Communications Minister Amy Adams. Photo / David White
The Government's decision to probe Chorus' finances before making a call on intervening in broadband prices has done nothing to calm the market as the company's share price plunged to a new low this morning.
Chorus' shares are down almost 8.4 per cent today to $2.12 - the lowest point since it listed on the NZX in 2011.
The company's share price fell 6.84 per cent on Tuesday and another 5.5 per cent yesterday, closing at $2.315.
More than $200 million has been wiped of the company's value since Tuesday's announcement from the Commerce Commission to cut wholesale broadband prices by 23 per cent.
Chorus was valued at over $1 billion by market capitalisation at the close of the NZX on Monday. Today, it's worth $840 million.
The Government has commissioned an independent assessment of Chorus' financial position and its ability to deliver ultra-fast broadband after the infrastructure company said a cut to broadband prices could put funding for the project in jeopardy.
Communications and Information Technology Minister today said the Government had already been working with "external consultants" to "carry out an independent analysis of Chorus' financial position".
"To complement this work, I have decided to seek an independent assessment at arm's length from the Government," Adams said this morning.
"In order to properly assess the range of options before the Government, I have directed MBIE to work with Crown Fibre Holdings to commission independent advice to the Government of Chorus' financial position and capability to deliver on its contractual obligations with the Government," Adams said.
This review would look into the impact of the Commerce Commission decisions to cut wholesale broadband prices by 23 per cent on Chorus' contractual commitments to deliver on the UFB build and RBI initiative.
"As part of the review, the consulting firm would be asked to assess the scope for Chorus to manage the impact within the constraints of the reduced revenue, and if required, a range of alternative options," a statement from Adams said.
The independent report will be released publicly and once it is received the Government will then consider what to do next.
InternetNZ chief executive Jordan Carter, who is a member of a group opposing the Government's proposed intervention, said he was "very pleased" the review was being conducted.

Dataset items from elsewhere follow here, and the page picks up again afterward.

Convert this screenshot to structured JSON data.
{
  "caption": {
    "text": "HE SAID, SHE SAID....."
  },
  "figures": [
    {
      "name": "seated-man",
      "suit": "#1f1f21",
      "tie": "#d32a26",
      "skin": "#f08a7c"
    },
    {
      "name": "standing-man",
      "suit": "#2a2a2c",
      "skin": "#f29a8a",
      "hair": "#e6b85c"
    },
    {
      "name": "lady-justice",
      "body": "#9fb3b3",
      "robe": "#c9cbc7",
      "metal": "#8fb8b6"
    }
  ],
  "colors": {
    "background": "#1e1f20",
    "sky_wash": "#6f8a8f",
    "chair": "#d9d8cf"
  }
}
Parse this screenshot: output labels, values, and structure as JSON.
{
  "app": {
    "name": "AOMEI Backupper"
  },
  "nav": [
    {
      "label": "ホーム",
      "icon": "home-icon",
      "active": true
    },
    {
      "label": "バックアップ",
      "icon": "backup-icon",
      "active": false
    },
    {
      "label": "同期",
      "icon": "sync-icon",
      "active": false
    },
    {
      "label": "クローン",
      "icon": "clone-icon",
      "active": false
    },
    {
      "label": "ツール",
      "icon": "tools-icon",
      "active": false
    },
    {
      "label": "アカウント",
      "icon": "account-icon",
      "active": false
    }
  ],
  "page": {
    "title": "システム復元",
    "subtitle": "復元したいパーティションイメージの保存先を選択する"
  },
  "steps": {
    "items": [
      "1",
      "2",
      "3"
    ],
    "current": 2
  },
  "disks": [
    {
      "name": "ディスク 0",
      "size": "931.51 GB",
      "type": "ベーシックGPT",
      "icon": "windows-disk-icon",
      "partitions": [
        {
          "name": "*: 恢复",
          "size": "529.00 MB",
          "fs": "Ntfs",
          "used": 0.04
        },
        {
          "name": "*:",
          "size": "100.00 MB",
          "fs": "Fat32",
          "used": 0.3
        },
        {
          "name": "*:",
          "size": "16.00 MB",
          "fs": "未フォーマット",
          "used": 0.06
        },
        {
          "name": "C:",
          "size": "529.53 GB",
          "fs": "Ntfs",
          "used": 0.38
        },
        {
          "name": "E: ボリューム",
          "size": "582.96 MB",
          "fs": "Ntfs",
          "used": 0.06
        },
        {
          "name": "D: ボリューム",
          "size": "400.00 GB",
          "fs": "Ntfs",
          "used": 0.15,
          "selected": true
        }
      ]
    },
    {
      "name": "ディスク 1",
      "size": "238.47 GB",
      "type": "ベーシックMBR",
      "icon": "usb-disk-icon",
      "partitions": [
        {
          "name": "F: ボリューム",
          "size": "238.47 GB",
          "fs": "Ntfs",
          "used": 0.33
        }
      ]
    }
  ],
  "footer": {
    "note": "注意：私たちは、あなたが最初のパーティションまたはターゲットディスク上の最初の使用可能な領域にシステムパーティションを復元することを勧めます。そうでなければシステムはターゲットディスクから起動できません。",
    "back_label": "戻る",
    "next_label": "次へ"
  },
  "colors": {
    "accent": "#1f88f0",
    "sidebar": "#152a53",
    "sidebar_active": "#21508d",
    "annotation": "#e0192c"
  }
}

"The idea of a large corporate getting hundreds of millions of dollars without a careful and independent review of its finances was one of the things that concerned us the most," Carter said.
"We still don't think there's a real financial problem and that Chorus should be able to manage with the prices the commission has set," he said.
He said it would be good if the Government published the terms of reference for the review.
Chorus' finances and its ability to complete UFB have been subject of heated debate since John Key told TVNZ in September that there was "a chance Chorus will go broke" if a draft cut from the Commission stood.
Earlier this year the Government proposed to set wholesale internet prices itself and overrule the commission, which on Tuesday released a final decision on the 23 per cent cut.
The prices concerned are what infrastructure company Chorus charges internet retailers such as Orcon or Vodafone for monthly broadband services and line access over its copper network.
While Tuesday's cut was not as severe as the almost 28 per cent price drop the regulator tabled in a draft decision last year, Chorus said the move would hit its earnings before interest, tax, depreciation and amortisation (ebitda) by $142 million each year.
Chorus, which owns the copper infrastructure but is also building the fibre-based ultra-fast broadband (UFB) network, claimed the decision would lead to a $1 billion funding shortfall.
Chorus chief executive Mark Ratcliffe said it meant the company "simply will not be able to borrow the sums of money we need to make up to a $3 billion investment in UFB".
The company's share price fell 6.84 per cent on Tuesday and another 5.5 per cent yesterday, closing at $2.315.
Rating agencies Standard & Poor's and Moody's said yesterday they are both reviewing the company's credit rating following the regulator's cut.